Progress needs to start somewhere. The new jobs and homes are welcome. But the numbers from Chase speak to the scale of Chicago’s problem of underinvestment. In a city of 2.7 million people—and roughly half a million living in poverty—2,300 new jobs and 48 new homes leaves a long way to go.

City and private investment are fighting a tide of inequity that has built up over generations. Lightfoot didn’t need the Urban Institute study to tell her this. And that’s why she has assigned her deputy mayor for neighborhood and economic development, Samir Mayekar, to squeeze all he can from any new resources that come in.

“The real challenge is how do you deploy investment in a way that creates a multiplier effect,” Mayekar told me.

A coalition of 100 companies has committed to go beyond philanthropy and seek profit-making investments. The city is targeting 10 areas and seeking to coordinate public and private investments there. A lot of this happens within the framework established by Invest South/West, and more needs to be done.

“We will clean up our broken windows, but we can’t stop there,” Lightfoot said in her speech. “We must also clean up and repair our broken systems.”

Lightfoot is seeking systemic approaches to address the violence and poverty that plague the city. It’s the right way to frame the problem. It also reveals the difficulty of the task she faces: Systemic change will be difficult, and cost a lot.

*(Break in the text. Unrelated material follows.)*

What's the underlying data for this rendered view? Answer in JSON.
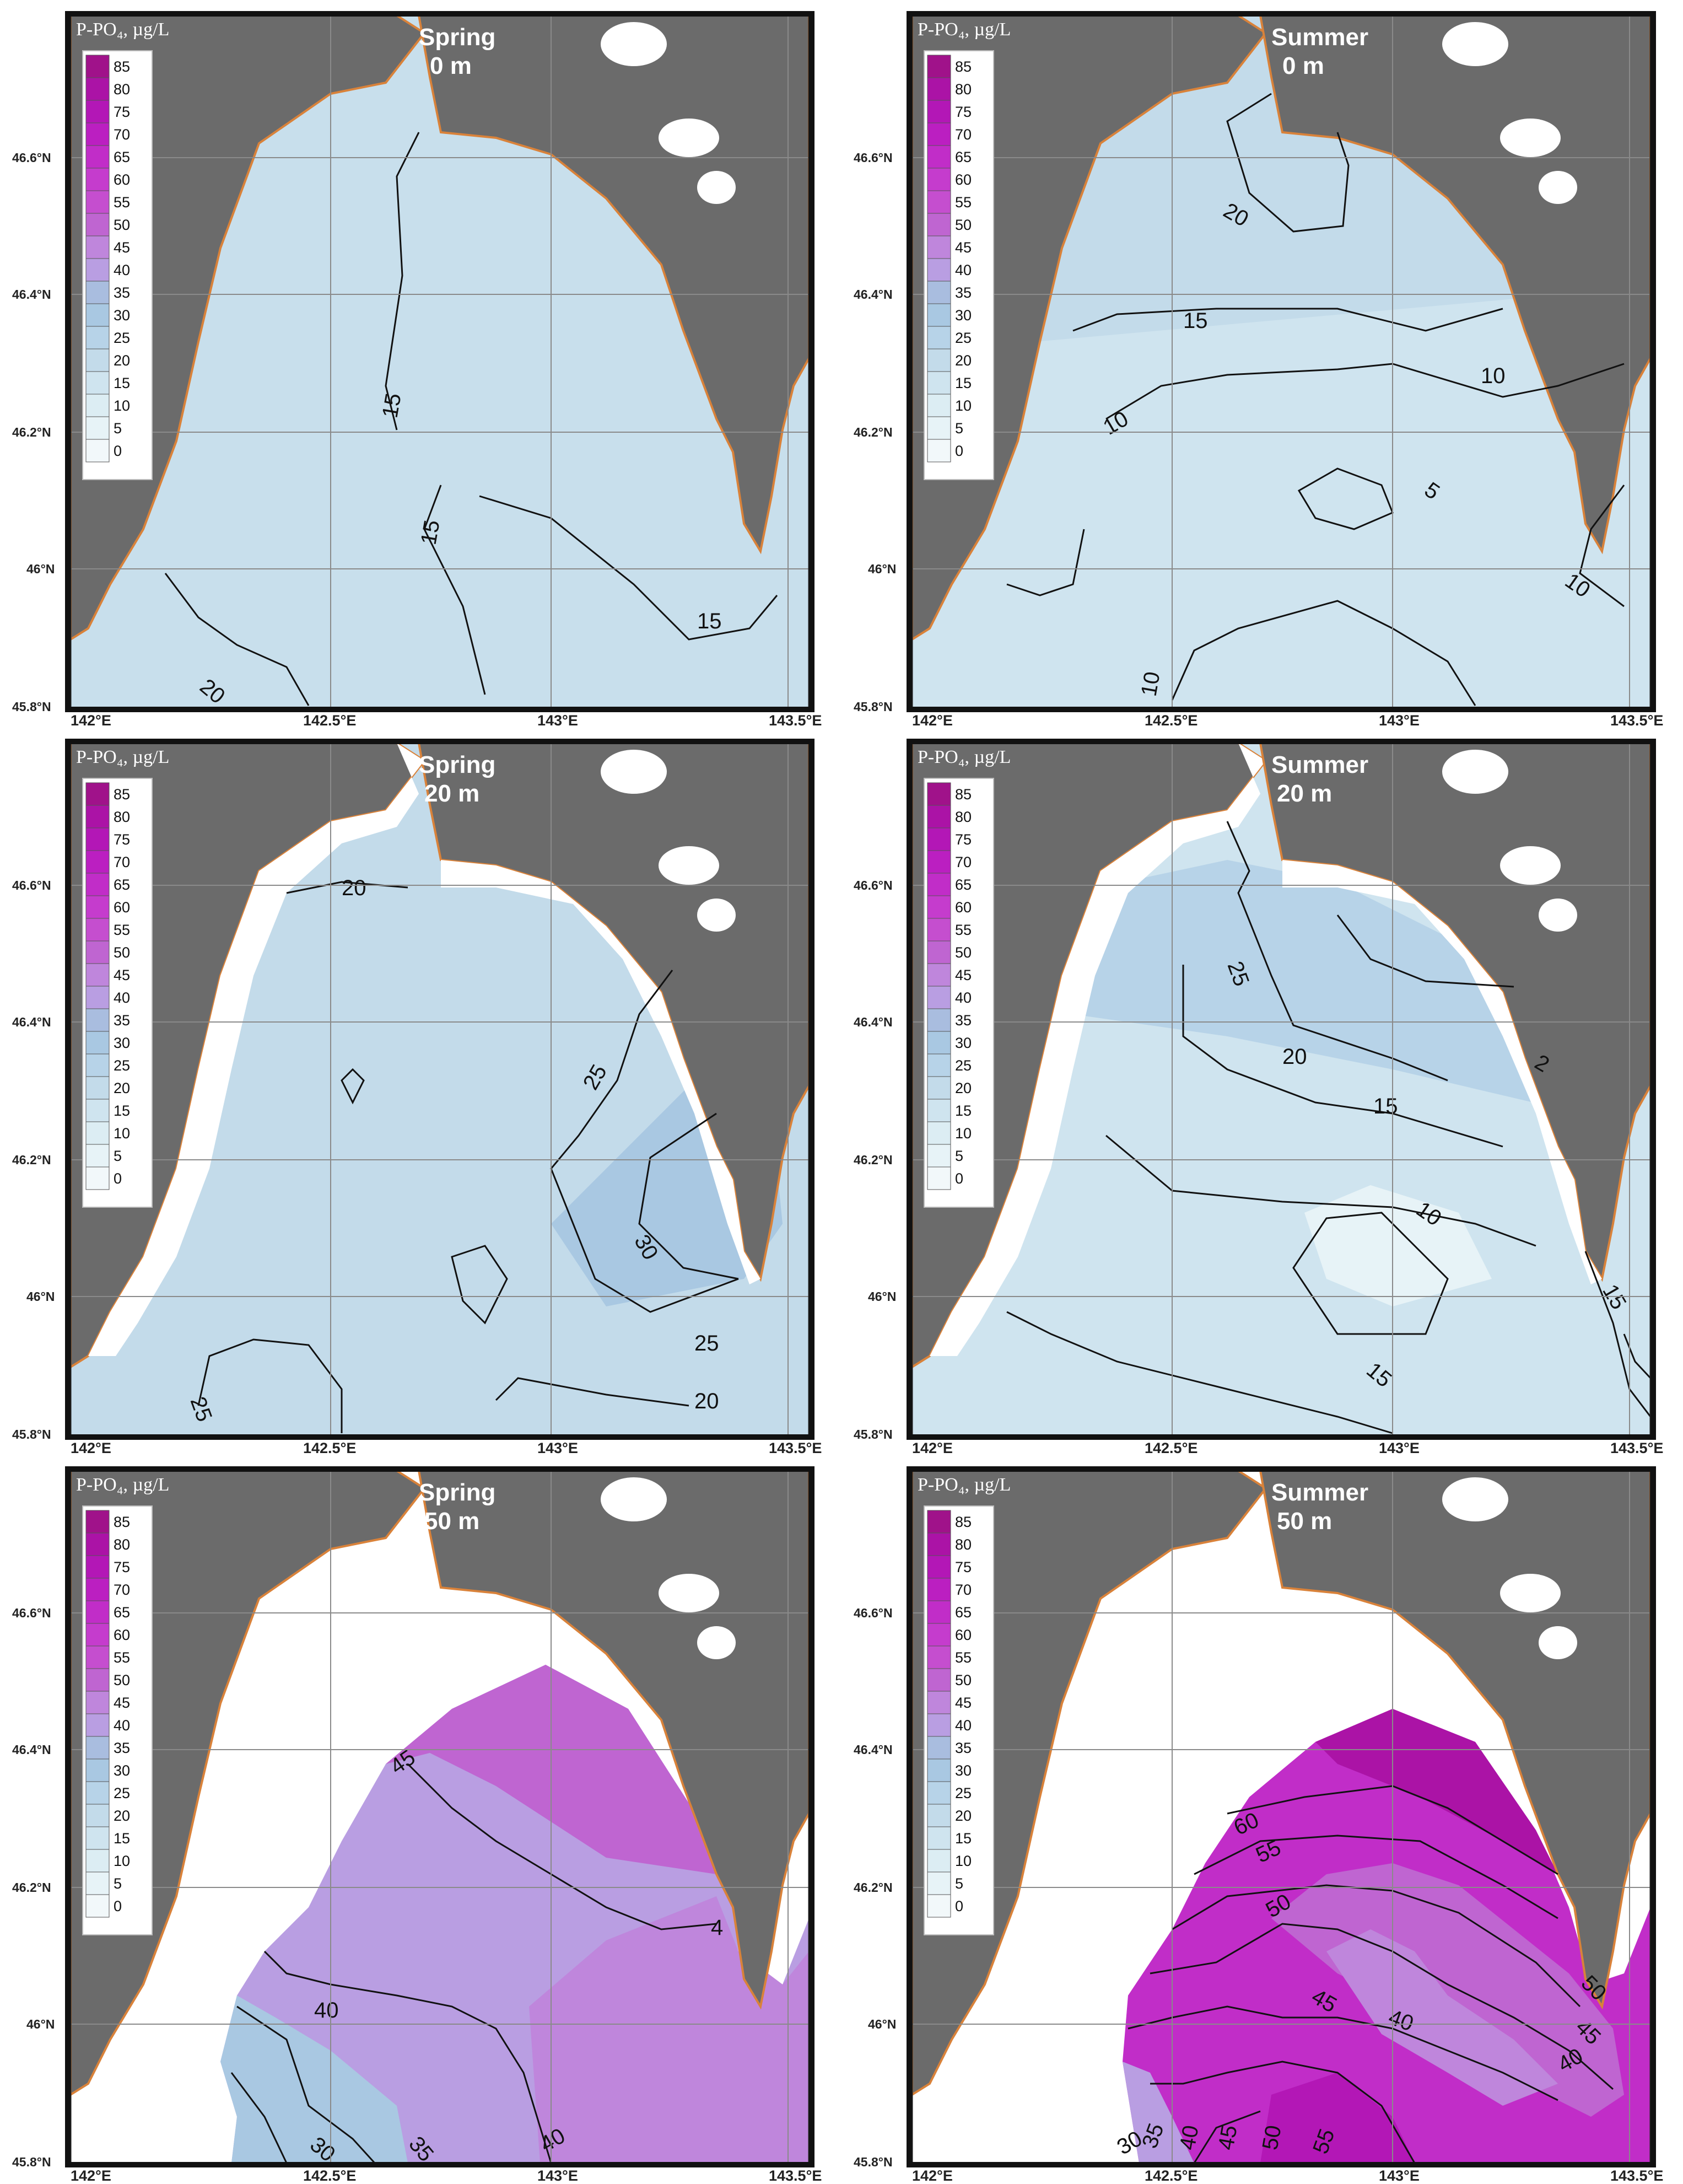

Whether Lightfoot can develop the resources and strategy needed to succeed remains to be seen. At the very least, she is putting the challenge front and center as no mayor has done before.

David Greising is the president and chief executive of the Better Government Association, joining the BGA in 2018. For nearly a century, the BGA has fought for honest and effective government through investigative journalism and policy advocacy.

Greising’s career started at the City News Bureau of Chicago, with stops at the Chicago Sun-Times, Business Week magazine, the Chicago Tribune and Reuters. He was a co-founder of the Chicago News Cooperative and worked briefly as a consultant to World Business Chicago. Today, Greising writes on government issues in regular columns for the Tribune and Crain’s Chicago Business.

Under Greising’s leadership, the BGA has played a key role in uncovering public corruption amidst the wide-ranging federal probe, starting with an in-depth report about Ald. Ed Burke’s conflicts of interest before the federal charges against Burke. The BGA also has exposed waste and fraud at O’Hare and the proliferation of corruption and poverty into Dolton, Lyons and other Chicago suburbs. The BGA’s policy team has led calls for ethics reform in Chicago’s City Council and in state government.